Is Purdue the next team to look better than expected against Iowa?
Last season, the Hawkeyes were one of the Big Ten’s “find ways to win” teams (along with Northwestern) that defied statistics and convention. They started the 2015 season 12-0 but are 4-4 since then.
Since starting the season with two wins, Iowa has a pair of ugly 14-7 victories, a close loss to a good team (North Dakota State) and a close loss to a possibly bad team (Northwestern). After the game Saturday against Purdue, Iowa likely will be the underdog in four of its final five games.
Putting away the Boilermakers in convincing fashion isn’t going to galvanize the fan base, but another close slog is certainly going to have the opposite effect.
Is Nebraska really “back?”
The Cornhuskers are in the top 10 of the AP poll for the first time in five years. While Michigan and Ohio State have pulverized teams, and Wisconsin has bested two preseason playoff contenders (LSU, Michigan State), Nebraska has just kind of glided into Week 7 without a loss.
Beating Oregon by three at home no longer looks like much to celebrate. Wins against Northwestern and Illinois were fine but hardly noteworthy. Fresno State is bad and could fire the coach. The best win of these five by the end of the season will probably be Wyoming, and it was convincing.
Resume building aside, the Cornhuskers have played well. Tommy Armstrong has avoided mistakes, and the pass defense in particular has been stout. We’re cherry-picking the parameters a little here, but Nebraska is 26th on offense and 36th on defense, according to Bill Connelly’s S&P+ ratings.
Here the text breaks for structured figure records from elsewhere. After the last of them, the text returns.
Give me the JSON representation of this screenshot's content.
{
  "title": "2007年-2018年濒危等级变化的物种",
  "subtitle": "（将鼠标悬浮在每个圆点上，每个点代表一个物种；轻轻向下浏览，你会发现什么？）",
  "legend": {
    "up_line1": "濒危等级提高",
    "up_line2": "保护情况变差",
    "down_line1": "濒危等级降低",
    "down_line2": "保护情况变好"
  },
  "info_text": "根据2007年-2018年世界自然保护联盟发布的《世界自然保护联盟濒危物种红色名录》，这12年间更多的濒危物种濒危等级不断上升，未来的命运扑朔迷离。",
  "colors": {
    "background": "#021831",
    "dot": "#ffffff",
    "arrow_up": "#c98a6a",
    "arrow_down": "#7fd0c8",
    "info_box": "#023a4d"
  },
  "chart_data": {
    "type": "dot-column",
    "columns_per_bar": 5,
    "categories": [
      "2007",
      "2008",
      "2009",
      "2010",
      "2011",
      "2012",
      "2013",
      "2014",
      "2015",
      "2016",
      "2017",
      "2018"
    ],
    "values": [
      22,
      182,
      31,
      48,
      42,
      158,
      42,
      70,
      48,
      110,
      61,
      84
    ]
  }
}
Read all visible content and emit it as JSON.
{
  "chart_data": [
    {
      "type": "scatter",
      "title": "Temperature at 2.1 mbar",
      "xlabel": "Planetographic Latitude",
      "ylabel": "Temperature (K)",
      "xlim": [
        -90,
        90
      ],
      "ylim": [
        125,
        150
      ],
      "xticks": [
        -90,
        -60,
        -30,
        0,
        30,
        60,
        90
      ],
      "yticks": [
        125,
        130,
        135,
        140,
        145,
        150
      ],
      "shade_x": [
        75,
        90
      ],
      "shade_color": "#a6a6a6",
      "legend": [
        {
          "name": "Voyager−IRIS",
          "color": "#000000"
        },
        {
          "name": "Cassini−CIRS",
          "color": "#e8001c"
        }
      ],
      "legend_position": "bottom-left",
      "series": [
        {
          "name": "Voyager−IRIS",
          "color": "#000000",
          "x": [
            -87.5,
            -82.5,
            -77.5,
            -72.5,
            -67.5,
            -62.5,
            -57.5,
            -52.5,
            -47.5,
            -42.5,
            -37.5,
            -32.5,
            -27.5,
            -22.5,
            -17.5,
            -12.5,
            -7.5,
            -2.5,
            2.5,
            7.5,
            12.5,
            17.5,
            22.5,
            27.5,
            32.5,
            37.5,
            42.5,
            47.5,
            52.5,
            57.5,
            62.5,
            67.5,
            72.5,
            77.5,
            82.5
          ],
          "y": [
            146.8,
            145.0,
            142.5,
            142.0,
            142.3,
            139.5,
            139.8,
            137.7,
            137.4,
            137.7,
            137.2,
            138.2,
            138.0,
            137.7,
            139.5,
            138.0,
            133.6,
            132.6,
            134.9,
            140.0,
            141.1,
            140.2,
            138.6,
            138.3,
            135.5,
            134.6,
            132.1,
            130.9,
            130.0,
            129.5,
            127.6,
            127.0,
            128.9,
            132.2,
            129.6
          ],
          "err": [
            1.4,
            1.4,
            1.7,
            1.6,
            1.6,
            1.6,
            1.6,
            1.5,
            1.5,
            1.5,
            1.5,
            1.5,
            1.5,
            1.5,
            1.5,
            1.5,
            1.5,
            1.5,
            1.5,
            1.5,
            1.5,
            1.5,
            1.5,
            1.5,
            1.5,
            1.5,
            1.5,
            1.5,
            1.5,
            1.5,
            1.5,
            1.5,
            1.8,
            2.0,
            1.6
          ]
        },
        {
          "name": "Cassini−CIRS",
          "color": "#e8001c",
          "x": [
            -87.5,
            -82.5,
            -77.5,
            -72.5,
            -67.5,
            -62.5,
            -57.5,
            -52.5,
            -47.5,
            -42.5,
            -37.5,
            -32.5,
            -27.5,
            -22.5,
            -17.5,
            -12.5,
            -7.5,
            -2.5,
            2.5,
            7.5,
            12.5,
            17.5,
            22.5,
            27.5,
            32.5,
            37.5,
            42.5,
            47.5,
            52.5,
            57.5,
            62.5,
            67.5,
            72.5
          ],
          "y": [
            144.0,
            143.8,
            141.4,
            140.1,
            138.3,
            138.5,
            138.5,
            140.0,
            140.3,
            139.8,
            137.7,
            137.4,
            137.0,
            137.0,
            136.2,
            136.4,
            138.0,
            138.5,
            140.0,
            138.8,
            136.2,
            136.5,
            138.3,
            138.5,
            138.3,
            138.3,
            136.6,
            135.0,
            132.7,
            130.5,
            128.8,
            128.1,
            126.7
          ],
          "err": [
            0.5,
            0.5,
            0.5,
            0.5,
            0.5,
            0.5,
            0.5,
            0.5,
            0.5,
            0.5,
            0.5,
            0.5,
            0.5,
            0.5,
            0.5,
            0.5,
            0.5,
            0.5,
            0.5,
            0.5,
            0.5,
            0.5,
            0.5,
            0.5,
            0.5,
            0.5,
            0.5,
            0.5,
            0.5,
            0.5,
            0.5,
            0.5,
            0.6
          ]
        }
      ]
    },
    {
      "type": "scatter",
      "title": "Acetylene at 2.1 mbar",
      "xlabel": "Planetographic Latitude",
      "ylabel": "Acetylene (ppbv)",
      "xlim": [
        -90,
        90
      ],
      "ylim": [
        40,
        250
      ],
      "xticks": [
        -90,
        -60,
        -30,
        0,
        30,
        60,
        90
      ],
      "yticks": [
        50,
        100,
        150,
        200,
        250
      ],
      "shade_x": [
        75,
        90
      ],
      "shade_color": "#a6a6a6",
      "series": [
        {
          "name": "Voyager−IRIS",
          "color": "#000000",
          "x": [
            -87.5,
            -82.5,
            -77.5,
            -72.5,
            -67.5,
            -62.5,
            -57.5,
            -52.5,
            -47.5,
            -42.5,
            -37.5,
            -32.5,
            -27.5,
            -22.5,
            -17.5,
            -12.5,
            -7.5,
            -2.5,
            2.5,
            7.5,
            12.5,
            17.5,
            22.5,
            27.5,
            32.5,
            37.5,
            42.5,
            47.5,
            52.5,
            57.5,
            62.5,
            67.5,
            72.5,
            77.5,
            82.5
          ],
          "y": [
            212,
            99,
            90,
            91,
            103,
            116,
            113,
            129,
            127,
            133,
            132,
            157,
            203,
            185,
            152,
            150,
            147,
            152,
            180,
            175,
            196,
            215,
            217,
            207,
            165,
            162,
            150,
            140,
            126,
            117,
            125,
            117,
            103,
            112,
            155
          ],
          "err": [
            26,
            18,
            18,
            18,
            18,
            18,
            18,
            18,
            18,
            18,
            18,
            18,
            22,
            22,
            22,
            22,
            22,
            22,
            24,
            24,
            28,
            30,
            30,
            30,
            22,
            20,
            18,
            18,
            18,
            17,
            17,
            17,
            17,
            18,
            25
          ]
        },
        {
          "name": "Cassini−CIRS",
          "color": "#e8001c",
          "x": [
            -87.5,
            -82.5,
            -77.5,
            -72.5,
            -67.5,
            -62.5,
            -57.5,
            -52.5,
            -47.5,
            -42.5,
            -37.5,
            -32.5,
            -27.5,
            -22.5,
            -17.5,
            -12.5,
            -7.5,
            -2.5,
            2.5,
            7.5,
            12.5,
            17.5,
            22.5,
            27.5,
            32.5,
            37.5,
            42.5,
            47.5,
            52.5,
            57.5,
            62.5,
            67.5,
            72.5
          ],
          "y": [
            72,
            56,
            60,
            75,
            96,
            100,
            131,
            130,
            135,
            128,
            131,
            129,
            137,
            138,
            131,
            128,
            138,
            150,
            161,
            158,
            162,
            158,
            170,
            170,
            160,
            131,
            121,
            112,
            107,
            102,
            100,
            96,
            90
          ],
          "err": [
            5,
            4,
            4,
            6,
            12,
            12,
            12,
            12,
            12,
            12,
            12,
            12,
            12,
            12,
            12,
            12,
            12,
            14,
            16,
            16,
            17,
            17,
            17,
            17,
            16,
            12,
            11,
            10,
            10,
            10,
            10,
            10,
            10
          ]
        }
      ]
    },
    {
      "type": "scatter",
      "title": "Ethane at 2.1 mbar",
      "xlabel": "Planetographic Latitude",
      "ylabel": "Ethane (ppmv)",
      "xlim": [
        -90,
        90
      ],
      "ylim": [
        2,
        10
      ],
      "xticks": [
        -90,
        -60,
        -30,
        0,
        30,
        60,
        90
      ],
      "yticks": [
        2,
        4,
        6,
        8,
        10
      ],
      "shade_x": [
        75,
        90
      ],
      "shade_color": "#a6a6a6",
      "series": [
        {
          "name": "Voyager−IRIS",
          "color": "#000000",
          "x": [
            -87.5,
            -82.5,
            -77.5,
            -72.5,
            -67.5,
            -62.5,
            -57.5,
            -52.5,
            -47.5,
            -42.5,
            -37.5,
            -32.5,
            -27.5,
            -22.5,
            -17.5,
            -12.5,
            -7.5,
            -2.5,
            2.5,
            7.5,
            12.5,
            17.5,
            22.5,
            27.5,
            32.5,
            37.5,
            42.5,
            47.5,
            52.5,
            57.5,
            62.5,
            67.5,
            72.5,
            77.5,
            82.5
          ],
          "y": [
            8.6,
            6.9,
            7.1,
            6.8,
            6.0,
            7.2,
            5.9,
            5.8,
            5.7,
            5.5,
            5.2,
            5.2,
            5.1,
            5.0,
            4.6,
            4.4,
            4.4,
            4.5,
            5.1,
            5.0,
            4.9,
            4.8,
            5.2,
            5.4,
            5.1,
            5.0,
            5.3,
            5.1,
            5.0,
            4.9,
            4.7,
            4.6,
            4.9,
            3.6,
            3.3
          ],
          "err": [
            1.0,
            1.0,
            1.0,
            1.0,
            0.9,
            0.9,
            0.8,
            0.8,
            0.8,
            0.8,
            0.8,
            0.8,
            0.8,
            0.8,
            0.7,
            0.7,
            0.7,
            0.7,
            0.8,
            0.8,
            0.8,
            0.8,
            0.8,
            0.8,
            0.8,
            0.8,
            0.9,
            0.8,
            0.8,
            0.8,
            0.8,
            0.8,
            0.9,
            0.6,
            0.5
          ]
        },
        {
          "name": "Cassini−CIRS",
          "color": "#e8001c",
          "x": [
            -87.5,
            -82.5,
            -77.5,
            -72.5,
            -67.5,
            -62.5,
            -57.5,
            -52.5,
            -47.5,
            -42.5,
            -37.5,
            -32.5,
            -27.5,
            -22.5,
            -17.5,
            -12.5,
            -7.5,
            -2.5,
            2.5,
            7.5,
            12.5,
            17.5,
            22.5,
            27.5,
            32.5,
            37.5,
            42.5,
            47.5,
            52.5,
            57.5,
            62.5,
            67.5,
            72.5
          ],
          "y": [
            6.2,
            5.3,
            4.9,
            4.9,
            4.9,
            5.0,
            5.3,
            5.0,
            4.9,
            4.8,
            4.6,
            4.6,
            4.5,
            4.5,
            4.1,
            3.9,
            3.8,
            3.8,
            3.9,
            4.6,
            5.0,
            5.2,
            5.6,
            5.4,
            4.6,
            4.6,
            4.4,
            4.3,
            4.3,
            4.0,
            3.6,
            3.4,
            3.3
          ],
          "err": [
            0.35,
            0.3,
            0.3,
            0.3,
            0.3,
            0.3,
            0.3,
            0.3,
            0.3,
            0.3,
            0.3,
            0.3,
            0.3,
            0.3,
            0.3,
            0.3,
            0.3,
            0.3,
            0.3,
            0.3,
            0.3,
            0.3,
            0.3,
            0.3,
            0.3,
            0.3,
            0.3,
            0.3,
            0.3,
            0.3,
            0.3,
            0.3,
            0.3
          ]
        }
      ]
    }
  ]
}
The only other team in the Big Ten with a top-36 or better offense and defense in the advanced statistical formula is Ohio State.
Indiana is improved, particularly on defense, and this is a chance for the Hoosiers to prove they can be one of the best teams in the conference. It’s also a chance for the Cornhuskers to show why they deserve to be ranked among the best in the nation.